Ms. Lee and Ms. Bartels interviewed locals about their experiences with MINUSTAH and found 265 local women who have children fathered by the soldiers. The stories told by these local women include allegations of rape and sex demanded in exchange for money or food.
Some victims of the MINUSTAH abuse were as young as 11 years old. Some of the women, believing the soldiers loved them, had consensual relations. They were subsequently abandoned when they got pregnant.
Many of the exploited women were also forsaken by their families when their pregnancies were discovered. Abandoned and having no income or child-rearing education, the exploited Haitian women felt helpless and hopeless. Already victims of extreme poverty, they are now struggling to raise their children alone.
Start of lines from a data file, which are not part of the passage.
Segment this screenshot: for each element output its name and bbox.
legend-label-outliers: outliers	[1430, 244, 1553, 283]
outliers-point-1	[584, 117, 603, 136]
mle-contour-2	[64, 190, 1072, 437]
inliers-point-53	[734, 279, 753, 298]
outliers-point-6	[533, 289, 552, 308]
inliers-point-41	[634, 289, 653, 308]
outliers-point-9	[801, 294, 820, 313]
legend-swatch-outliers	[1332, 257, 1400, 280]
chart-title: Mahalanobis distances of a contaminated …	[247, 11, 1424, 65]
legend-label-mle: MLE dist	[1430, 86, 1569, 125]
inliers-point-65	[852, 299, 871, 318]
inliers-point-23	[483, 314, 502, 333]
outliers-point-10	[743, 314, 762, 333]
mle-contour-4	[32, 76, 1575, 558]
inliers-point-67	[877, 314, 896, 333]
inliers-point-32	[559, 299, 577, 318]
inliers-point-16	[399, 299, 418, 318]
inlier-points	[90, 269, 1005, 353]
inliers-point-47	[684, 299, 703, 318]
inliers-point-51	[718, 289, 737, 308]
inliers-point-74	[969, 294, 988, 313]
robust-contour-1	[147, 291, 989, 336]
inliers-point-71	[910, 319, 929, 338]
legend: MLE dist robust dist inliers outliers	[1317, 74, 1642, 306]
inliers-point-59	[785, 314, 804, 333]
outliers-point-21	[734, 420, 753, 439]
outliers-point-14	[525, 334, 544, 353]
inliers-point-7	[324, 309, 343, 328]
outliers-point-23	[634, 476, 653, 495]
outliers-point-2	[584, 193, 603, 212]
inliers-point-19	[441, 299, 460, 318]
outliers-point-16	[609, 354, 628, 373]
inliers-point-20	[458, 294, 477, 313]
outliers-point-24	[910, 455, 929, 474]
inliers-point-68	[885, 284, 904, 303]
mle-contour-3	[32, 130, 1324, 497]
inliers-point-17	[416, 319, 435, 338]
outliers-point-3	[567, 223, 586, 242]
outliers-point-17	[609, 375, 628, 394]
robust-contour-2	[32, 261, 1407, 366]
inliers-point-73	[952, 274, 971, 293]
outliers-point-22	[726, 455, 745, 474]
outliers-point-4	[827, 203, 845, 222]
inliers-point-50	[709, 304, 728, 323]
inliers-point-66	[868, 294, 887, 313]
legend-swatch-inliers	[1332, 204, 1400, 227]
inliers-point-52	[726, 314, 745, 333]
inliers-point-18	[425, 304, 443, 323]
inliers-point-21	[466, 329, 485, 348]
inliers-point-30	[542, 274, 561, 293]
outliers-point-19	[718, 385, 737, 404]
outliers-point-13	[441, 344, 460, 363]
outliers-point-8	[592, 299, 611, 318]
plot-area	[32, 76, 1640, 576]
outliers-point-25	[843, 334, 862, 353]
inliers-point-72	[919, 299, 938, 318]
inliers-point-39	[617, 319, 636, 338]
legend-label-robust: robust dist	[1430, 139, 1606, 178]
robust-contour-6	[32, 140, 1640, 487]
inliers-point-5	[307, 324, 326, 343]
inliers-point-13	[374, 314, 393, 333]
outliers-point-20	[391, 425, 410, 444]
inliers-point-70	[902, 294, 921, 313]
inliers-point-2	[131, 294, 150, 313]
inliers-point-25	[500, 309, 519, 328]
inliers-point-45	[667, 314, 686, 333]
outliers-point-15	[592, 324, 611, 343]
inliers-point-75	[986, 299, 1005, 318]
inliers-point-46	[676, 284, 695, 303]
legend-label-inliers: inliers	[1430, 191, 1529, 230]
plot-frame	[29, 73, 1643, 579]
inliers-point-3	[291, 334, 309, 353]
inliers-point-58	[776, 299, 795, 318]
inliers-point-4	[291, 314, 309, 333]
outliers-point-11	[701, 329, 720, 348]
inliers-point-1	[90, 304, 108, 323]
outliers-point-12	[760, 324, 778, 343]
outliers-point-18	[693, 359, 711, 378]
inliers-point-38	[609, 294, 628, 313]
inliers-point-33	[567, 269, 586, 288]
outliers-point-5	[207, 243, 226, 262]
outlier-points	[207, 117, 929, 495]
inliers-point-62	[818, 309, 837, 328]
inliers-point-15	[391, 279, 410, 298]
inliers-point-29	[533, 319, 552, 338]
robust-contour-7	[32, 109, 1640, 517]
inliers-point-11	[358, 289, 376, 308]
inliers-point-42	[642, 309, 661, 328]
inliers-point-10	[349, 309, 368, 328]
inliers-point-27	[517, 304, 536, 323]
MINUSTAH leadership has taken little to no action to hold the soldiers accountable for their paternity or to provide any child support for the babies they fathered. In fact, many local women report that the fathers were sent back to their home countries once the fathers became aware of the pregnancies.
Extreme Poverty in Haiti
Haitian babies face a difficult, uphill battle in the best of circumstances that extreme poverty allows. According to UNICEF, the under-five mortality rate in Haiti is 63 deaths per 1,000 live births. Malnutrition and lack of access to clean water cause stunting and an inability for newborns and infants to develop properly. The Haitian government gives very little funding to public schools, and poorer families are unable to afford tuition fees for private schools.
Gender also plays a role in the quality of life available to Haitian babies. Haitian girls face a 50% chance of being sexually abused. And when they grow up, they will likely earn only 50% of the income that men earn.
For young mothers with few resources, raising a baby can seem an insurmountable challenge. In some of the world’s most under-resourced communities, including in Haiti, taking advantage of skilled prenatal, birthing and post-partum care and support is virtually impossible.
Pregnant moms in extreme poverty often lack access to prenatal care and assistance, as well as necessary medical and social services. This puts the lives of the mother and the baby at risk.
Compassion International fights this reality through Compassion Survival, the ministry's early intervention to fight infant and maternal mortality rates and promote early childhood development.